Ayaklarını iki kez birbirine vurmasıyla ayakkabılardan kıvılcımlar çıkmaya başladı , kanatlar haraketlendi ve artık uçuyordu.
Boris "herkes beni takip etsin!"
Herkes Boris'in peşinden gidiyordu , Walter'da.
Arka bahçede ki yıkılmış sütünların arasından geçip küçük , taştan yapılmış kulübe tarzı bir yere geldiler Walter bahçede böyle bir yerin olduğunu dahi bilmiyordu -gerçi burayla ilgili bilmediği milyonlarca şey olduğuna emindi ama- , kanatlar yavaşladı herkes yere kapaklandı.
"Evet sanırım inişleri çalışmamız gerekecek" dedi gülerek "hadi gelin" küçük kapılı yere ancak eğilerek girebildiler.
İçeri girdiklerinde Bolerk ve Reyka onları karşıladı.
"Amma da fazla olmuşuz ya ! Sağolun arkadaşlar"
"Evet arkadaşlar vaktimiz dar Medal Mord gelmeden hemen bunları buradan almamız gerekiyor"

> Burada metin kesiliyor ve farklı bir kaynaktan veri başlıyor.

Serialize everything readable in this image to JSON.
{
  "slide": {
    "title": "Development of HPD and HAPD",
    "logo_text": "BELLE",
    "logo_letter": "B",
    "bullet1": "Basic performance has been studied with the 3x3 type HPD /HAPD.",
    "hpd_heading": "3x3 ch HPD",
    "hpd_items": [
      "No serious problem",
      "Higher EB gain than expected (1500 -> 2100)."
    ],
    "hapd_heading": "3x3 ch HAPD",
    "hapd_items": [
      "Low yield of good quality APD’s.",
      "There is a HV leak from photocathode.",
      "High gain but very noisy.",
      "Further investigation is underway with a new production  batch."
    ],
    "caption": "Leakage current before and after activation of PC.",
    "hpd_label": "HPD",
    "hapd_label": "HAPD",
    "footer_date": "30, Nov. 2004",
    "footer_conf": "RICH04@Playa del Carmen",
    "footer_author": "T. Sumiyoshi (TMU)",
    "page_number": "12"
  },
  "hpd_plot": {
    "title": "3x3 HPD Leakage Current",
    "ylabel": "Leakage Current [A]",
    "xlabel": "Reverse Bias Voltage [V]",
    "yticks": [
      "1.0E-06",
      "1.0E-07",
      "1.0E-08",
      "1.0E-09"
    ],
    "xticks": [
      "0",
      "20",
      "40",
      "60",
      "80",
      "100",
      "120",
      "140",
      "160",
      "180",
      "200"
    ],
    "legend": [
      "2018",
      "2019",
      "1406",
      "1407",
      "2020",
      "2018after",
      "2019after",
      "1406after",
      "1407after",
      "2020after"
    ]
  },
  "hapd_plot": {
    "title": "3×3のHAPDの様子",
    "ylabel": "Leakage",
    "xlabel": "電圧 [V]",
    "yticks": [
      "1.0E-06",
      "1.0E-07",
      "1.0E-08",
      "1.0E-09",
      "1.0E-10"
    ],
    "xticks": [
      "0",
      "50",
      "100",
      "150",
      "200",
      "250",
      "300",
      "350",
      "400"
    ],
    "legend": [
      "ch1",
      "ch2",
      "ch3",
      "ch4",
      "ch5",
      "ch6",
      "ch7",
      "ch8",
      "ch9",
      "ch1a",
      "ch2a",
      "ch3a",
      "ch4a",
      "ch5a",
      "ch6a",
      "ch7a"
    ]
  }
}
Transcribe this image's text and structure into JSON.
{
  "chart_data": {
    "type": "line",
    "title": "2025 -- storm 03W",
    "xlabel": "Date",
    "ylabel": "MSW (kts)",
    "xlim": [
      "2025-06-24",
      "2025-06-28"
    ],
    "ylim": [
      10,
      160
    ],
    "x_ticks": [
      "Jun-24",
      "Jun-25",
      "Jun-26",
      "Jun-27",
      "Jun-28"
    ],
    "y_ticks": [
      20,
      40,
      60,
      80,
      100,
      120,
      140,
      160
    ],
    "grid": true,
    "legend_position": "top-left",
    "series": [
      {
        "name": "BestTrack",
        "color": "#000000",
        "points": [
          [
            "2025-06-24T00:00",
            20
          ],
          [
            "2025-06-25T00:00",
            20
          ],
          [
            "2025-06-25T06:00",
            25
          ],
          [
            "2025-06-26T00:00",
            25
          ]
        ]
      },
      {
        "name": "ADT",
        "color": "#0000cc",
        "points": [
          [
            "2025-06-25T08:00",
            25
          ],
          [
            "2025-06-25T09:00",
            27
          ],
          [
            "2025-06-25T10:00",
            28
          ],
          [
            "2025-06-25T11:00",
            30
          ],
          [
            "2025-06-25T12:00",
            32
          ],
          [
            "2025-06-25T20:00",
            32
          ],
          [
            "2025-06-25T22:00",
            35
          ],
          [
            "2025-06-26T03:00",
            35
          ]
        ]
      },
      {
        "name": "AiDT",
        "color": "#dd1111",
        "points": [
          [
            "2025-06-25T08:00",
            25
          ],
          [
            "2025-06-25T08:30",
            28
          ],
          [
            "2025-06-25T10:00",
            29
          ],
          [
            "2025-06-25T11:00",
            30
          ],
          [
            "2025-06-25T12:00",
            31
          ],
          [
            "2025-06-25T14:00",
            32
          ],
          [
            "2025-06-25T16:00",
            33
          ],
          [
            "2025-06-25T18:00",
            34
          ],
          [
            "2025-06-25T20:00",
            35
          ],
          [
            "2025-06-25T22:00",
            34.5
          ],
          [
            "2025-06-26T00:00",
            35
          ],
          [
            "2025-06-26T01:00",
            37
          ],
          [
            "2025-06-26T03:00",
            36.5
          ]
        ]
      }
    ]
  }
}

Duvarın önünde beş tane tahta kutu duruyordu.
"Herkes kutularda ki patlayıcılardan birer tane alsın unutmayın salladığınız zaman aktif hale gelecekler , mavi olanları yere kırmızı , sarı , yeşil , mor olanları havaya fırlatın"
Herkez birer tane aldıktan sonra dışarıda ki büyük alanda buluştular.

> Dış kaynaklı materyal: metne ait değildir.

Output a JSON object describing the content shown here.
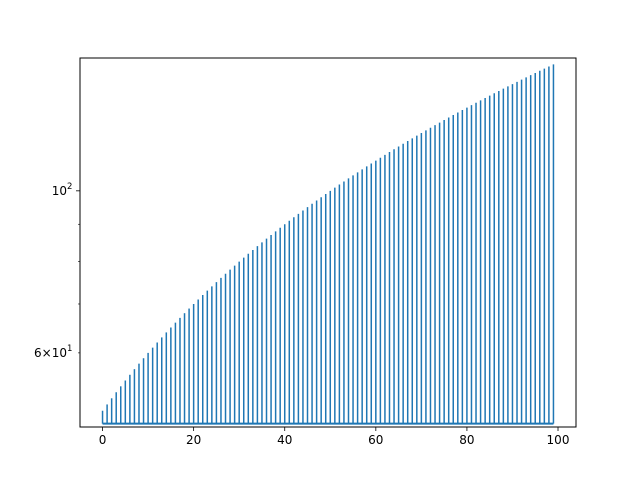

Boris "Evet arkadaşlar başlıyalım" dedi ve hepsi birlikte ön bahçeye gitmek için ayaklarını birbirine vurdular.
Boris , Reyka ve Bolerk ellerinde ki mavi patlayıcıları salladılar ve yere attılar hepsi aynısını yaptı kırmızı , sarı , yeşil , mor havaya derken bahçe tamamıyla deniz görüntüsünü almıştı balinalar şatonun üstünden atlıyor yunus balıkları kapı bekçisi olan devin içinden geçiyordu , kırmızı patlayıcıların hepsi ejdere dönüşmüş etrafta uçuşuyordu , mor olanlar kuşlara dönüşmüş şatonun açık camlarından girip uyuyanları uyandırıyordu , ejderler bir anda yok oldu ve yeşil renkli patlayıcılar şato nun içine girip her yeri aydınlattı , sarı olanlar birer aslana dönüşüp ceylan avlamaya başlamışlardı , bu arada herkez camlara çıkmış harika görüntüyü izliyordu , Walter'da bu harika görüntünün tadını çıkartıyordu.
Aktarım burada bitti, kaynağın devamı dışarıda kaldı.